= Scott A. Smolka =

American computer scientist

Scott A. Smolka is a SUNY Distinguished Professor in the Department of Computer Science at Stony Brook University, Stony Brook, New York.

==Education and career ==
He obtained his Bachelor's and Master’s degrees in Mathematics from Boston University in 1975 and 1977, respectively, and his Ph.D. in computer science from Brown University, Providence, RI, in 1984. Before joining Stony Brook, Smolka was a Scientific Analyst at Aerospace Systems, Inc., Burlington, MA. Smolka's research spans the formal modeling and analysis of cyber-physical and biological systems, model checking, process algebra, and runtime verification.
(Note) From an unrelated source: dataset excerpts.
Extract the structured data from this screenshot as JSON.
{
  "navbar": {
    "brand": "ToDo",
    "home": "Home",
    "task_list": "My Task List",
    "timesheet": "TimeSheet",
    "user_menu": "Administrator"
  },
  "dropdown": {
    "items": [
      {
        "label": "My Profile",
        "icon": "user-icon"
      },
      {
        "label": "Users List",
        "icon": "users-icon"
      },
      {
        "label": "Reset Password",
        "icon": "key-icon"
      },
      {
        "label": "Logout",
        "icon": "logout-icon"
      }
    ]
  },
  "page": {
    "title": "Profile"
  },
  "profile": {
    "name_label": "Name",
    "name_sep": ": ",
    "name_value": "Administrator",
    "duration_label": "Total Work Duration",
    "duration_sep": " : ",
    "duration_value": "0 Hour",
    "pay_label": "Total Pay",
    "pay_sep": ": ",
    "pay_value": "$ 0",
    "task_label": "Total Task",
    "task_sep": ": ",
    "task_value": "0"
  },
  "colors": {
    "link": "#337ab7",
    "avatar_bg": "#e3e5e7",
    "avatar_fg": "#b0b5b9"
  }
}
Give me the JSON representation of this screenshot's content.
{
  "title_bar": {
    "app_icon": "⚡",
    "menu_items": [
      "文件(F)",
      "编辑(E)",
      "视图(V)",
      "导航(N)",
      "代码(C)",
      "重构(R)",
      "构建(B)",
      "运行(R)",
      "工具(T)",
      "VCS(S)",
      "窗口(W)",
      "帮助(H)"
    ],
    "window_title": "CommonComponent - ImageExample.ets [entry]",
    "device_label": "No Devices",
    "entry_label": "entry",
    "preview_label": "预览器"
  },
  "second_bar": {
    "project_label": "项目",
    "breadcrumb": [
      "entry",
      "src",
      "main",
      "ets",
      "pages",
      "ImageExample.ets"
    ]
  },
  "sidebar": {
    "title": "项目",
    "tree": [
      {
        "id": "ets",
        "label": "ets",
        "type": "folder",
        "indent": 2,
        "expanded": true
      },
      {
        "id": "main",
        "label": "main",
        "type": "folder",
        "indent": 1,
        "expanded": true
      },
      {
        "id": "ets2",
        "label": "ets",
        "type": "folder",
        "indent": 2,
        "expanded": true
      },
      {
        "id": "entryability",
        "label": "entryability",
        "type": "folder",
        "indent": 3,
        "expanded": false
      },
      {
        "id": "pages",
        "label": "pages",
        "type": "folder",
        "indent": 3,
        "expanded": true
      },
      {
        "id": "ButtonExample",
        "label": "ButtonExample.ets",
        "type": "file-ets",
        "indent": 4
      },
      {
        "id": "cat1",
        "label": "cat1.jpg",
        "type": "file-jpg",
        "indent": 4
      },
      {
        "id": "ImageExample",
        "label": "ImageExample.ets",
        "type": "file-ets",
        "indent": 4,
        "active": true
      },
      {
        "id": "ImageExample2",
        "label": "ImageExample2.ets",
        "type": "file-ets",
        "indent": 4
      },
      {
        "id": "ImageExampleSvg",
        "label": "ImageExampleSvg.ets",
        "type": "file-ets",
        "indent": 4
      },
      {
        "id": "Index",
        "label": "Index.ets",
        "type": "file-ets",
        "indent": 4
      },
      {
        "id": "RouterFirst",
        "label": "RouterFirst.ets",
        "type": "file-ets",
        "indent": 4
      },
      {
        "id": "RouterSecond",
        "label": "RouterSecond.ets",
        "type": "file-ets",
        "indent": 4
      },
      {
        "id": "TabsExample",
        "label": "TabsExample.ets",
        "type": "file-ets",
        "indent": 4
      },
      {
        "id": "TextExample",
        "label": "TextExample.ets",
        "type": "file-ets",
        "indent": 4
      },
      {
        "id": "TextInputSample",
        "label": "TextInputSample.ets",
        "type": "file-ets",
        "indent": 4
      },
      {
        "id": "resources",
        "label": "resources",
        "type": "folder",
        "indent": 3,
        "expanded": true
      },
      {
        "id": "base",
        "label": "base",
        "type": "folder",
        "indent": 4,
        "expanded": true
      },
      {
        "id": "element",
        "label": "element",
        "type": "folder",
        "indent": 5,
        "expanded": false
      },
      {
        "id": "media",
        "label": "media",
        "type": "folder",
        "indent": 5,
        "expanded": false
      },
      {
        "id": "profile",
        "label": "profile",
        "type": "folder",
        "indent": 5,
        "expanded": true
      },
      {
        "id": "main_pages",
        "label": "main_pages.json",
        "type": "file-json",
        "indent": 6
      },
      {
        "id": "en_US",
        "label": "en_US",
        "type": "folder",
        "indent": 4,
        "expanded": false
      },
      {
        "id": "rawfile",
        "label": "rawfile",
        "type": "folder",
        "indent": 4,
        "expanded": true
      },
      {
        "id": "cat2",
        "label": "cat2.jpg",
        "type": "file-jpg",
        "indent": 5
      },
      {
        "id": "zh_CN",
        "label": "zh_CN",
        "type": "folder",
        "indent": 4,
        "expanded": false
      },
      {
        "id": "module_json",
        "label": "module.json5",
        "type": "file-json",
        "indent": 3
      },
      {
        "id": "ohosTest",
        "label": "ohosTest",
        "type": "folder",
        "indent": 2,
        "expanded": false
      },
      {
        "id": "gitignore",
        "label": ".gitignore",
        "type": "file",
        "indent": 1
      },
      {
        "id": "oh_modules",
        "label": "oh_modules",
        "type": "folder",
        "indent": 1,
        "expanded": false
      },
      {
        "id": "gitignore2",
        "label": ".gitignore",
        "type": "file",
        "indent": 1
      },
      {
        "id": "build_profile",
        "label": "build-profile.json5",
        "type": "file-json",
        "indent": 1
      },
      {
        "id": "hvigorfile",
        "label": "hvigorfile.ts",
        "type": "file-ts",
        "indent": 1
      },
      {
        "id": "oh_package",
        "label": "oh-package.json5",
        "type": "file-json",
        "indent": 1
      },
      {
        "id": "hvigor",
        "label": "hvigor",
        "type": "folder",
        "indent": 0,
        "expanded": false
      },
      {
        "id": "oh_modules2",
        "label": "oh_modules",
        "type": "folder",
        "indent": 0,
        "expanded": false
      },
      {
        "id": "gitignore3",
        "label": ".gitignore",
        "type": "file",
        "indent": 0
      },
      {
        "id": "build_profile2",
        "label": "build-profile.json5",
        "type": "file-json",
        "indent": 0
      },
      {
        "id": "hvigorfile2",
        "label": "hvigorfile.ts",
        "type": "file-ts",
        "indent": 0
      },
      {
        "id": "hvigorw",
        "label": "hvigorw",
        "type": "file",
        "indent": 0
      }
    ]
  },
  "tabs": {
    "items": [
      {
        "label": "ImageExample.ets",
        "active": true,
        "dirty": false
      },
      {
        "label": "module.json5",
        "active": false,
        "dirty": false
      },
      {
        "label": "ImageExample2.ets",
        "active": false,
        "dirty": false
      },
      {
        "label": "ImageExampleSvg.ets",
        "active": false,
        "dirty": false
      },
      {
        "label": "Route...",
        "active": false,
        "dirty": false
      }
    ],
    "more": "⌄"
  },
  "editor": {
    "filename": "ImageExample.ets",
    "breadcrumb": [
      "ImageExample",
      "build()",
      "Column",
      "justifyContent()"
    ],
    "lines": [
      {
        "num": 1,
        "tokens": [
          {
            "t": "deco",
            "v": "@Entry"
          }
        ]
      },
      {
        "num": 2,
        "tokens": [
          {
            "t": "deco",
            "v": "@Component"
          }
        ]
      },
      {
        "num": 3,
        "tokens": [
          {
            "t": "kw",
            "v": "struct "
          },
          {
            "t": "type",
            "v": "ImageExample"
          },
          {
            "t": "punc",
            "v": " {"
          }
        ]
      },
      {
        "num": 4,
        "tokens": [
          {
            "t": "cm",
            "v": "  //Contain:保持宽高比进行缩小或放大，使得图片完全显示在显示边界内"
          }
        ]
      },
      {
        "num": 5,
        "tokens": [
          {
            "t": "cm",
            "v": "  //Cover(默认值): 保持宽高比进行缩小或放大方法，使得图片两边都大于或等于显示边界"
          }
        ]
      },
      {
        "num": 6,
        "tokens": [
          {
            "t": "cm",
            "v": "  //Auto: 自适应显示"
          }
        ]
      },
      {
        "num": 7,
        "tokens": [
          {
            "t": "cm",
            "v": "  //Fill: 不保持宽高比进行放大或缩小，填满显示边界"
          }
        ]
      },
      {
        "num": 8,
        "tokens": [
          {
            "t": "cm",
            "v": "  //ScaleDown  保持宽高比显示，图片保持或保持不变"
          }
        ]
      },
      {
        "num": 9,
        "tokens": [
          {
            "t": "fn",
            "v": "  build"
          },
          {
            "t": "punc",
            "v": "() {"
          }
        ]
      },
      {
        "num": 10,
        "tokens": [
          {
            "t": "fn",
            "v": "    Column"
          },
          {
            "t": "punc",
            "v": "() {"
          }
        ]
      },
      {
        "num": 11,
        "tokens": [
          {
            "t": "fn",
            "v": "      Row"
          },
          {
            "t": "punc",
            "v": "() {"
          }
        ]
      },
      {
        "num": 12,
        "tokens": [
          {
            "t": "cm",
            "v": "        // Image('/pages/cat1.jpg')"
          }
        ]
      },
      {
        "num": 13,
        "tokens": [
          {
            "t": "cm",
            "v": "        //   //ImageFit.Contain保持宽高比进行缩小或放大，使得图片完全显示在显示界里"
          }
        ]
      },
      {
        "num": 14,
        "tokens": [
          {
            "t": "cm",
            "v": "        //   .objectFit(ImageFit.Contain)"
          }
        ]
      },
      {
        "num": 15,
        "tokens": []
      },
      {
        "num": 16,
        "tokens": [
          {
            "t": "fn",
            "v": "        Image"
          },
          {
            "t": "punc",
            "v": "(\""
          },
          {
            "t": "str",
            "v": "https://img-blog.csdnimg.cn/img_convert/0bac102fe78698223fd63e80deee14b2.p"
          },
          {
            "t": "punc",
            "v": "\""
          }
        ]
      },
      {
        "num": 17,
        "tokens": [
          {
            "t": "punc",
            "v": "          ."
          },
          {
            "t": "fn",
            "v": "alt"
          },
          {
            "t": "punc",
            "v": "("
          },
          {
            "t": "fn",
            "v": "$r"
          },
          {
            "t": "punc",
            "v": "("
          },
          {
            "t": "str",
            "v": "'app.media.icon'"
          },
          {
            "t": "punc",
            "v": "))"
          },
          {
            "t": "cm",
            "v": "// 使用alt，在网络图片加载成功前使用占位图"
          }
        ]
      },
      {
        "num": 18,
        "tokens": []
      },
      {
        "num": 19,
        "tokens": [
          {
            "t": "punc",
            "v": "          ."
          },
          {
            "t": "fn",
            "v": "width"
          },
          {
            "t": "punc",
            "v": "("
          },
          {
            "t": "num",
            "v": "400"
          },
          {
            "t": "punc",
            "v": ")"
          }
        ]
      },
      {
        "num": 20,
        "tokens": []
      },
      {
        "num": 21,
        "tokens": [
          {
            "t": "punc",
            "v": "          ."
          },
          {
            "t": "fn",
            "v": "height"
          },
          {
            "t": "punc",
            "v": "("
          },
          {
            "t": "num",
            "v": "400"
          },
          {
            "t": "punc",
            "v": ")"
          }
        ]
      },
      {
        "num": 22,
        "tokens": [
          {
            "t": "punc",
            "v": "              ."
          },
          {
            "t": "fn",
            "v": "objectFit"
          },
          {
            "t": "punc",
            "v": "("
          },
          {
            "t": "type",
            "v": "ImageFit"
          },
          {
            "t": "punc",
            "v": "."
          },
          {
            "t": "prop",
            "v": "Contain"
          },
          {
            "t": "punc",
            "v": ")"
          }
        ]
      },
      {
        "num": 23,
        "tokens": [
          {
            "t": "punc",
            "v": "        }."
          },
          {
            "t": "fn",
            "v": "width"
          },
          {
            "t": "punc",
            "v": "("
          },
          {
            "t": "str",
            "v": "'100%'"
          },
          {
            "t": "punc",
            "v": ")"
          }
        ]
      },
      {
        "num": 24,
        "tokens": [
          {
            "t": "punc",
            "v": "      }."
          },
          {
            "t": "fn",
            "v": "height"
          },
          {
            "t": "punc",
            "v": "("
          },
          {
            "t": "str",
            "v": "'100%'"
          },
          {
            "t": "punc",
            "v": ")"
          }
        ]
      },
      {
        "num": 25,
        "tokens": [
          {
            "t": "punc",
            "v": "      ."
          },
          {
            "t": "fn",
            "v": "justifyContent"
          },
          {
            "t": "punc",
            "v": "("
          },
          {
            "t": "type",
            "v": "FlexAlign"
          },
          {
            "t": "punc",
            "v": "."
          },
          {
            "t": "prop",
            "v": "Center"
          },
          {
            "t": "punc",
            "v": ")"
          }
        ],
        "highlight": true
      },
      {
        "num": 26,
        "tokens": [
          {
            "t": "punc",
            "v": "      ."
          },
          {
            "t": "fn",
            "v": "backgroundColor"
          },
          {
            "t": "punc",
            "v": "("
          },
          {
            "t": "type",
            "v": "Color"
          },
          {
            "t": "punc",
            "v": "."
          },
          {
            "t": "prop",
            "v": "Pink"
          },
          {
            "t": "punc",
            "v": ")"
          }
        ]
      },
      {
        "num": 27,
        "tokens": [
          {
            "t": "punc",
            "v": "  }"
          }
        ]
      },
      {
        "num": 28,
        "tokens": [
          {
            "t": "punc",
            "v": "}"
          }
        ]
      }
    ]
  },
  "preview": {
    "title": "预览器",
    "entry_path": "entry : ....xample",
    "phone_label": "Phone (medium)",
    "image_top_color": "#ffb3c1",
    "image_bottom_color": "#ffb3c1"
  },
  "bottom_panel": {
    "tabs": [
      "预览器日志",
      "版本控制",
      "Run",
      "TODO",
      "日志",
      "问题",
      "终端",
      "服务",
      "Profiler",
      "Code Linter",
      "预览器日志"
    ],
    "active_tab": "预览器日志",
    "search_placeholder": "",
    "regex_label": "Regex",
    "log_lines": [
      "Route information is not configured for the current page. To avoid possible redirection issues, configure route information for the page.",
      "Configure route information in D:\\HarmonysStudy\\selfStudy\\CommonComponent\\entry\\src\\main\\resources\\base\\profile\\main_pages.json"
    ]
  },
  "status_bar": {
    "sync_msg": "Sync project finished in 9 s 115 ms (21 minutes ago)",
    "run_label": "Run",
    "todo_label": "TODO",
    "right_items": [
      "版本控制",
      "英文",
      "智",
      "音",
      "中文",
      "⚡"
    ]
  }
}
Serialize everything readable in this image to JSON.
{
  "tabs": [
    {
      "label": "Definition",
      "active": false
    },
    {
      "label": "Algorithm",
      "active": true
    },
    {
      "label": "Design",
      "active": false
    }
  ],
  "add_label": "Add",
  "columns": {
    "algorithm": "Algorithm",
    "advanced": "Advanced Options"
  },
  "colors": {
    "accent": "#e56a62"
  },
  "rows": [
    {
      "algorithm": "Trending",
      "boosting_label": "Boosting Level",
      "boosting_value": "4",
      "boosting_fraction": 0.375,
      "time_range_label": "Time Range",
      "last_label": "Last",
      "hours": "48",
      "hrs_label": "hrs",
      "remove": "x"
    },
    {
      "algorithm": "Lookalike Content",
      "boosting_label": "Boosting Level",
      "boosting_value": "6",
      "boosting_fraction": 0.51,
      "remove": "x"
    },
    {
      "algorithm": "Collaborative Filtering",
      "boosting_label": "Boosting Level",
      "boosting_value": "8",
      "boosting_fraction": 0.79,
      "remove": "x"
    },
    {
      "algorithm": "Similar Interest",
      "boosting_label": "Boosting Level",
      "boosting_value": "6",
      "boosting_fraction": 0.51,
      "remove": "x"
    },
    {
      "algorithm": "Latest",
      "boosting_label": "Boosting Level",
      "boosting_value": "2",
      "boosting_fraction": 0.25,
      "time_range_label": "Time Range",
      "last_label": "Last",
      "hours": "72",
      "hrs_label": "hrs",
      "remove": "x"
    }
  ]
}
He is perhaps best known for the algorithm he and Paris Kanellakis developed for deciding Robin Milner's bisimulation. Smolka is a Fellow of the European Association for Theoretical Computer Science (EATCS).

In 2019 on his 65th birthday, a conference and festschrift was organised.

==Selected publications==
- Bergstra, Jan A., Alban Ponse, and Scott A. Smolka, eds. Handbook of process algebra. Elsevier, 2001.
- Kanellakis, Paris C., and Scott A. Smolka. "CCS expressions, finite state processes, and three problems of equivalence." Information and computation 86, no. 1 (1990): 43–68.
- VanGlabbeek, Rob J., Scott A. Smolka, and Bernhard Steffen. "Reactive, generative, and stratified models of probabilistic processes." Information and Computation 121, no. 1 (1995): 59–80.
- Giacalone, Alessandro, Chi-Chang Jou, and Scott A. Smolka. "Algebraic reasoning for probabilistic concurrent systems." In Proc. IFIP TC2 Working Conference on Programming Concepts and Methods. 1990.
- Ramakrishna, Y. S., C. R. Ramakrishnan, I. V. Ramakrishnan, Scott A. Smolka, Terrance Swift, and David S. Warren. "Efficient model checking using tabled resolution." In International Conference on Computer Aided Verification, pp. 143–154. Springer, Berlin, Heidelberg, 1997.

== Awards and honors ==
- 2021 Dijkstra Award.
- Appointed SUNY Distinguished Professor, Nov. 2016.
- EATCS Fellow for “fundamental contributions in formal modeling and analysis”, since Feb. 2016.
- Name added to Stony Brook University’s Faculty Honor Wall, July 2017.
- Joint CONCUR-QEST-FORMATS 2016 Invited Speaker.
- 2008–2009 SUNY President/Chancellor’s Award for Excellence in Scholarship and Creative Activities.